Stablecoins are a type of cryptocurrency. Their prices are pegged to a more traditional commodity, such as the U.S. dollar or the price of gold, meaning these coins aren't subject to the same price volatility we see in the rest of the industry.

For example, the price of the biggest stablecoin on the market, Tether (USDT), is pegged to the U.S. dollar. It is a fiat-backed stablecoin, which means it should have $1 in reserve to support each USDT it issues.

However, as New York Attorney General Letitia James pointed out in February after the state banned Tether from operating there, "Tether’s claims that its virtual currency was fully backed by U.S. dollars at all times was a lie."

More recently, Tether has published details of the funds it holds in reserve. But even that was not reassuring. Only 2.9% is held in actual cash. And almost half its total reserves are in something called commercial paper, which is a type of short-term debt.

If there had been a run on Tether, there may not have been enough money to meet that demand. Even now, because of the amount that Tether holds in commercial paper, it could be problematic if many investors try to withdraw their funds at once.

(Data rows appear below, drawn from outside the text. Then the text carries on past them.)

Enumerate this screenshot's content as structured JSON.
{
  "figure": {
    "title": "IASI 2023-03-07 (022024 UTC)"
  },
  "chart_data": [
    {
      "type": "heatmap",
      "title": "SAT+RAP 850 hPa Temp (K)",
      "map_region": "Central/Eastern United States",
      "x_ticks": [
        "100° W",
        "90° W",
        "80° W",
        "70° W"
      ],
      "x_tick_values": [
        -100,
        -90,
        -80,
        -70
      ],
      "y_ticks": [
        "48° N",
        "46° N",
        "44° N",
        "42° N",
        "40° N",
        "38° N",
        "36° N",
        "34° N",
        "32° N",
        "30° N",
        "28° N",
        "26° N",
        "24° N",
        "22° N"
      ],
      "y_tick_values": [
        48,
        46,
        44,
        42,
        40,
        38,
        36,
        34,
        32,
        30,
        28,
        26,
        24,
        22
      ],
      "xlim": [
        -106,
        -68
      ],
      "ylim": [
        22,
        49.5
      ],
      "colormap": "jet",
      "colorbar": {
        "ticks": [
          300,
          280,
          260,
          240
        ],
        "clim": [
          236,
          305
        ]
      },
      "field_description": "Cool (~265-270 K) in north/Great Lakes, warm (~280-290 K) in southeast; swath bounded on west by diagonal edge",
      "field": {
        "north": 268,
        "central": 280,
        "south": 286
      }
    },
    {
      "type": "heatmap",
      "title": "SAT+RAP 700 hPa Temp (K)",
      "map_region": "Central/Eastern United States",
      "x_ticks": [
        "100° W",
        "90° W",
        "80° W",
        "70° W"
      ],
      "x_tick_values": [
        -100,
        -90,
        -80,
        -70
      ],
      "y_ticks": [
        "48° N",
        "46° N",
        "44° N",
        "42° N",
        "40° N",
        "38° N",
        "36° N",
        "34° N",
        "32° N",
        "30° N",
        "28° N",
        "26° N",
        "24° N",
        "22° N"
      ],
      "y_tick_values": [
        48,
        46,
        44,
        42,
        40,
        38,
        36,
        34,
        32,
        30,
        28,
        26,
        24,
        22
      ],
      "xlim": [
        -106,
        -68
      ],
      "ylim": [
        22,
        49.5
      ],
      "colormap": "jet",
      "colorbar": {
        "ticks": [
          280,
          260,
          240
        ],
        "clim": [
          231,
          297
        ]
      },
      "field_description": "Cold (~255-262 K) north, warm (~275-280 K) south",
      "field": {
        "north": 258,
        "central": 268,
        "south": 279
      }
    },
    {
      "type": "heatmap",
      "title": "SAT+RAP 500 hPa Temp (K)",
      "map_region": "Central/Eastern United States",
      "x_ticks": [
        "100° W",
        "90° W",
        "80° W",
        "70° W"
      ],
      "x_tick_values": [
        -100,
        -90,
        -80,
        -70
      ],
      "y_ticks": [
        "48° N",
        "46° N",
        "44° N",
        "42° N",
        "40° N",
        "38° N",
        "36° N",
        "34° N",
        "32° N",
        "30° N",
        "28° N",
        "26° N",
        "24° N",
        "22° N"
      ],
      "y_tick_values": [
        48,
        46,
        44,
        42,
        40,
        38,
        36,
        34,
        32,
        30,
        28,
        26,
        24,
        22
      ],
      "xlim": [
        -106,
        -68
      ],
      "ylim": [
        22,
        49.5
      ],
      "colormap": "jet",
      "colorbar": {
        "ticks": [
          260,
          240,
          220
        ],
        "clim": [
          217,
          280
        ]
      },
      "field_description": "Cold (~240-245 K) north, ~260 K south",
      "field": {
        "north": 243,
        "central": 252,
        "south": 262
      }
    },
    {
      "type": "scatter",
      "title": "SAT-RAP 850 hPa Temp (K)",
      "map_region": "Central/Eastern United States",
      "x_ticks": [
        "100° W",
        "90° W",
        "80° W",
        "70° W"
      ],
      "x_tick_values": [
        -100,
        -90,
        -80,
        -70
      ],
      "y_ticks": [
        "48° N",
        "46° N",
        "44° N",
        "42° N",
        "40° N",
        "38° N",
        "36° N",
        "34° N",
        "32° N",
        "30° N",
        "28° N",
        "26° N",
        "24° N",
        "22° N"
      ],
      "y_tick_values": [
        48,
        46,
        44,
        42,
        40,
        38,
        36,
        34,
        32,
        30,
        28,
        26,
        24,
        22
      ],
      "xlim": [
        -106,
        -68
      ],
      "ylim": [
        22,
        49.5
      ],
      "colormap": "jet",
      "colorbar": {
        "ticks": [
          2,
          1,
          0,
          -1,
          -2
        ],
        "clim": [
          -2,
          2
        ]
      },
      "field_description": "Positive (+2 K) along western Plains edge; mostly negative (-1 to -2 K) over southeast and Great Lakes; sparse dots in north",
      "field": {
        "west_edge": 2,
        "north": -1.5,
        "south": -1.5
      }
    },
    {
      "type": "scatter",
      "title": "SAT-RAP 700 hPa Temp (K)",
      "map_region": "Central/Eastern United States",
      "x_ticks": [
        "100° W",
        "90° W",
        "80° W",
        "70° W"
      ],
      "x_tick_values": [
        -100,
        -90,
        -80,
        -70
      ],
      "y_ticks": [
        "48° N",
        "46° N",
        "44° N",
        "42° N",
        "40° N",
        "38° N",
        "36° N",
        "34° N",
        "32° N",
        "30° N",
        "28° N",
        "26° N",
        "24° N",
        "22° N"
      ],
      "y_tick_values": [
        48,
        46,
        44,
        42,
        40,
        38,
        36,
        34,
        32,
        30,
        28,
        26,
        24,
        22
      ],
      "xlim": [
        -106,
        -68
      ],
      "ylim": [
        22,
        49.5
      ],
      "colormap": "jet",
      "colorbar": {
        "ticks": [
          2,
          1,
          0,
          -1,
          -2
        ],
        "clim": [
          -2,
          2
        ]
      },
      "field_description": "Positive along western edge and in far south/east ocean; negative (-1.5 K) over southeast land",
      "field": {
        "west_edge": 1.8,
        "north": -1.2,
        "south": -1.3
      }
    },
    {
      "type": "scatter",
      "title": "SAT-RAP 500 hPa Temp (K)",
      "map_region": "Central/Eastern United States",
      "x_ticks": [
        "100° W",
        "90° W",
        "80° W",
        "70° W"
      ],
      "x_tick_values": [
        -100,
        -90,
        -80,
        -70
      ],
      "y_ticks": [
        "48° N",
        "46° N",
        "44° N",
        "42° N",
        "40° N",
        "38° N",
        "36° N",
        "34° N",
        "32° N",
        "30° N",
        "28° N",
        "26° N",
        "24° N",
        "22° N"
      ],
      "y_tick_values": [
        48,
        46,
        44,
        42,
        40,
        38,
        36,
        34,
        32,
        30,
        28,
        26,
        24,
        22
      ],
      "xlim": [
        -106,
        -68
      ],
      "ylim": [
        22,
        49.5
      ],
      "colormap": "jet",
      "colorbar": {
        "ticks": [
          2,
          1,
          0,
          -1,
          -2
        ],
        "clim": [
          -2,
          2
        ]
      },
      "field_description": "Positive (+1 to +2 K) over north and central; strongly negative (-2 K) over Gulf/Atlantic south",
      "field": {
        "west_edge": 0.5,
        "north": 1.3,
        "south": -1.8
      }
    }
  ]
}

This is the clearest illustration of why authorities want to see additional controls on stablecoin activity.

What this means for investors

Powell's reassurance that the central bank won't ban cryptocurrencies is certainly reassuring. But any additional stablecoin regulation will still impact prices in the short term. Even if you don't own any stablecoins, these tokens underpin a lot of the cryptocurrency market. Tether alone is part of about half the Bitcoin trades, according to CoinDesk.

Given the important role stablecoins play, Tether's behavior illustrates the need for increased regulation in the long term. Indeed, several existing stablecoin projects would welcome stricter controls.

Cryptocurrency investment is risky, but investors should at least be able to trust that stablecoin projects can support the tokens they issue. As such, thoughtful stablecoin regulation could strengthen the foundations of the cryptocurrency market as a whole.